By Martha Howard · January 28, 2015

A conversation with OI Fellow Paul Polgar

fellowships 7 min read

We sat down with Paul Polgar, Omohundro Institute-NEH Fellow 2013-2015, earlier this month for a quick interview. 

What are you working on now? 

I spent a lot of fall semester compiling a database of New York and Philadelphia’s abolition societies’ cases and now I am working with that material.

These are cases brought to the societies by individual African Americans, claiming illegal enslavement for various reasons because there are a host of laws in many early states, especially New York and Pennsylvania, which limit slaveholders’ rights on the one hand and expand slaves’ rights on the other. They are passed at the same time as the Gradual Emancipation Statutes.

For example, if you’re in Pennsylvania and you’re an African American, after a certain date in 1780, if you’re not registered as a slave within six months you are actually free. In New York, for example, in 1785, you can’t import slaves.

Abolition societies took these cases on behalf of African American individuals who realized, who knew, they had been illegally held and they confronted the slave owners on their behalves. There are hundreds, even thousands, of these cases and because they are legal proceedings we have the minutes of specific cases and how they were heard.

As an historian I just find it captivating to read these narratives—even if often heartbreaking. There’s a riveting human story there. 

That does sound riveting—and like a lot of data: how are you approaching it?

I have looked at over ten years of these records and compiled 520 cases. Now, I am working on breaking the various cases down by success rate and type of case in an effort to expand our notion of emancipation in this period.

The ten years I am studying now will go into one chapter of my manuscript. I am forcing myself to stop after research on this particular period is done and then come back to the rest later, after this [manuscript] revision is done.

Eventually, I am planning to turn this into a much larger project, go into 50 or 60 years, and apply the methodology to a longer period.

What have you concluded so far?

Not all emancipation was gradual—some was immediate—and that any rigid conservatism we might usually associate with the abolition societies in that period is not correct. They were less paternalistic and racist than we might have been led to believe.

What made you question the general assumptions about early abolitionist efforts? 

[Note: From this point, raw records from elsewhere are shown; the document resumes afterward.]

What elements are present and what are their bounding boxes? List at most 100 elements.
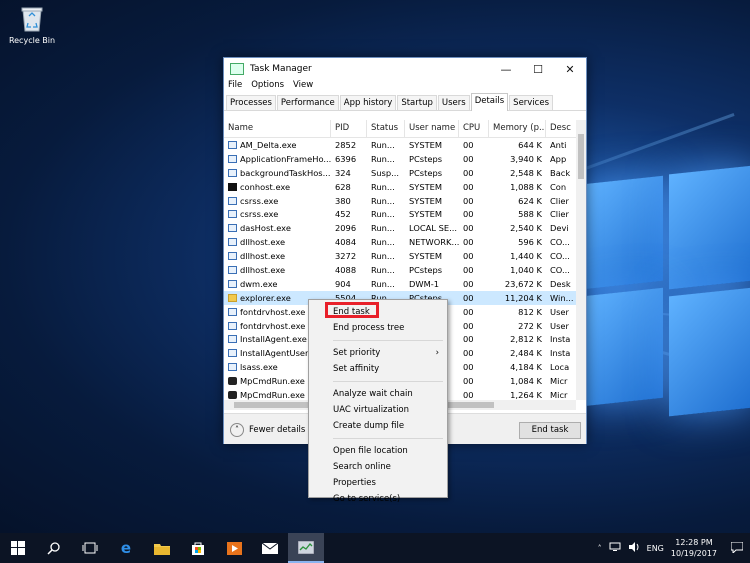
task-manager-taskbar-icon[interactable] (288, 533, 324, 563)
process-name-cell: backgroundTaskHos... (224, 168, 331, 178)
menu-item-open-file-location[interactable]: Open file location (309, 443, 447, 459)
menu-item-set-affinity[interactable]: Set affinity (309, 361, 447, 377)
close-button[interactable]: ✕ (554, 63, 586, 76)
column-pid[interactable]: PID (331, 120, 367, 137)
media-player-icon[interactable] (216, 533, 252, 563)
cell-status: Run... (371, 209, 395, 220)
search-icon[interactable] (36, 533, 72, 563)
volume-icon[interactable] (628, 542, 640, 554)
process-name: MpCmdRun.exe (240, 376, 305, 387)
table-row[interactable]: dllhost.exe 4084 Run... NETWORK... 00 596 K CO… (224, 235, 576, 249)
table-row[interactable]: csrss.exe 452 Run... SYSTEM 00 588 K Clier (224, 207, 576, 221)
tab-app-history[interactable]: App history (339, 95, 397, 110)
recycle-bin-icon (21, 6, 43, 32)
cell-user: SYSTEM (409, 139, 443, 150)
maximize-button[interactable]: ☐ (522, 63, 554, 76)
vertical-scrollbar[interactable] (576, 120, 586, 400)
menu-view[interactable]: View (293, 80, 313, 94)
process-name: lsass.exe (240, 362, 278, 373)
process-name: InstallAgent.exe (240, 334, 307, 345)
table-row[interactable]: backgroundTaskHos... 324 Susp... PCsteps 00 2… (224, 166, 576, 180)
process-name: AM_Delta.exe (240, 139, 297, 150)
cell-desc: Micr (550, 389, 568, 400)
tab-performance[interactable]: Performance (276, 95, 339, 110)
scroll-thumb[interactable] (578, 134, 584, 179)
mail-icon[interactable] (252, 533, 288, 563)
cell-desc: Back (550, 167, 571, 178)
cell-pid: 380 (335, 195, 351, 206)
column-user-name[interactable]: User name (405, 120, 459, 137)
menu-item-search-online[interactable]: Search online (309, 459, 447, 475)
column-description[interactable]: Desc (546, 120, 576, 137)
context-menu: End task End process tree Set priority › … (308, 299, 448, 504)
task-manager-icon (230, 63, 244, 75)
edge-browser-icon[interactable]: e (108, 533, 144, 563)
table-row[interactable]: dasHost.exe 2096 Run... LOCAL SE... 00 2,540 … (224, 221, 576, 235)
cell-pid: 4084 (335, 237, 357, 248)
process-icon (228, 196, 237, 205)
menu-file[interactable]: File (228, 80, 242, 94)
cell-status: Run... (371, 195, 395, 206)
process-name: dllhost.exe (240, 251, 286, 262)
fewer-details-button[interactable]: ˄ Fewer details (230, 423, 305, 437)
cell-pid: 4088 (335, 264, 357, 275)
cell-desc: User (550, 306, 569, 317)
network-icon[interactable] (609, 542, 621, 554)
table-row[interactable]: dllhost.exe 4088 Run... PCsteps 00 1,040 K CO.… (224, 263, 576, 277)
notification-icon[interactable] (730, 541, 744, 555)
cell-cpu: 00 (463, 139, 474, 150)
cell-desc: Clier (550, 209, 569, 220)
process-icon (228, 182, 237, 191)
process-icon (228, 363, 237, 372)
clock-time: 12:28 PM (675, 538, 713, 547)
cell-mem: 1,040 K (510, 264, 542, 275)
cell-mem: 812 K (518, 306, 542, 317)
process-icon (228, 140, 237, 149)
start-button[interactable] (0, 533, 36, 563)
recycle-bin[interactable]: Recycle Bin (6, 6, 58, 45)
table-row[interactable]: dwm.exe 904 Run... DWM-1 00 23,672 K Desk (224, 277, 576, 291)
language-indicator[interactable]: ENG (647, 544, 664, 553)
process-name: dllhost.exe (240, 264, 286, 275)
cell-cpu: 00 (463, 278, 474, 289)
minimize-button[interactable]: — (490, 63, 522, 76)
tab-processes[interactable]: Processes (226, 95, 276, 110)
table-row[interactable]: dllhost.exe 3272 Run... SYSTEM 00 1,440 K CO..… (224, 249, 576, 263)
column-cpu[interactable]: CPU (459, 120, 489, 137)
table-row[interactable]: conhost.exe 628 Run... SYSTEM 00 1,088 K Con (224, 180, 576, 194)
table-row[interactable]: ApplicationFrameHo... 6396 Run... PCsteps 00… (224, 152, 576, 166)
task-view-icon[interactable] (72, 533, 108, 563)
process-name: fontdrvhost.exe (240, 320, 306, 331)
process-name-cell: csrss.exe (224, 209, 331, 219)
tab-users[interactable]: Users (437, 95, 470, 110)
process-icon (228, 349, 237, 358)
table-row[interactable]: csrss.exe 380 Run... SYSTEM 00 624 K Clier (224, 194, 576, 208)
menu-item-analyze-wait-chain[interactable]: Analyze wait chain (309, 386, 447, 402)
menu-item-create-dump-file[interactable]: Create dump file (309, 418, 447, 434)
cell-cpu: 00 (463, 237, 474, 248)
menu-item-properties[interactable]: Properties (309, 475, 447, 491)
menu-item-end-process-tree[interactable]: End process tree (309, 320, 447, 336)
title-bar[interactable]: Task Manager — ☐ ✕ (224, 58, 586, 80)
column-status[interactable]: Status (367, 120, 405, 137)
cell-mem: 4,184 K (510, 362, 542, 373)
menu-item-uac-virtualization[interactable]: UAC virtualization (309, 402, 447, 418)
cell-status: Run... (371, 139, 395, 150)
tab-startup[interactable]: Startup (397, 95, 437, 110)
cell-pid: 628 (335, 181, 351, 192)
end-task-button[interactable]: End task (519, 422, 581, 439)
column-memory[interactable]: Memory (p... (489, 120, 546, 137)
column-name[interactable]: Name (224, 120, 331, 137)
table-row[interactable]: AM_Delta.exe 2852 Run... SYSTEM 00 644 K Anti (224, 138, 576, 152)
store-icon[interactable] (180, 533, 216, 563)
menu-item-set-priority[interactable]: Set priority › (309, 345, 447, 361)
tab-details[interactable]: Details (470, 93, 509, 111)
file-explorer-icon[interactable] (144, 533, 180, 563)
clock[interactable]: 12:28 PM 10/19/2017 (671, 537, 717, 559)
tab-services[interactable]: Services (509, 95, 554, 110)
system-tray: ˄ ENG 12:28 PM 10/19/2017 (598, 533, 750, 563)
cell-status: Run... (371, 223, 395, 234)
chevron-up-icon[interactable]: ˄ (598, 544, 602, 553)
menu-item-go-to-services[interactable]: Go to service(s) (309, 491, 447, 507)
menu-options[interactable]: Options (251, 80, 284, 94)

Just as I was starting my Master’s degree (at George Mason University), I read Joseph Ellis’s Founding Brothers. There was this chapter about the first congressional debates over slavery and I was fascinated because, of course, as an undergrad I’d been taught that slavery becomes an issue no earlier than the 1830s and that when it becomes an issue there is the immense amount of racial prejudice that hasn’t been challenged before.

Then, as part of my M.A. studies I took a course in public history that was affiliated with the First Federal Congressional project ( ) at [The] George Washington University and the work I did there further complicated my early understanding.

The class centered on a public opinion project so I started looking at newspapers from that period. The coverage of the debates over slavery and the slave trade in those papers made strident racially egalitarian claims: African Americans were seen as just as capable as white Americans but lacking the opportunities and resources accorded them. That shocked me to see that and so I decided to pursue it further.

I started to read books and articles on abolitionism and what I found was that the challenge of this early abolition movement to racial norms was quite progressive, quite strident in its belief of equal ability of African Americans. Moreover, I found that this aspect of the movement wasn’t really covered in more recent work and so I decided to work on that.

What do you want to accomplish as an OI Fellow?

Of course, a former fellow here and someone I certainly emulate, Winthrop Jordan, was one of the first to discover the activism that I am talking about. He was writing just as the civil rights movement was taking off and since then the way we look at these groups has shifted. I am excited to have a chance to extend his argument and research and take what I hope is a new look at some under examined material.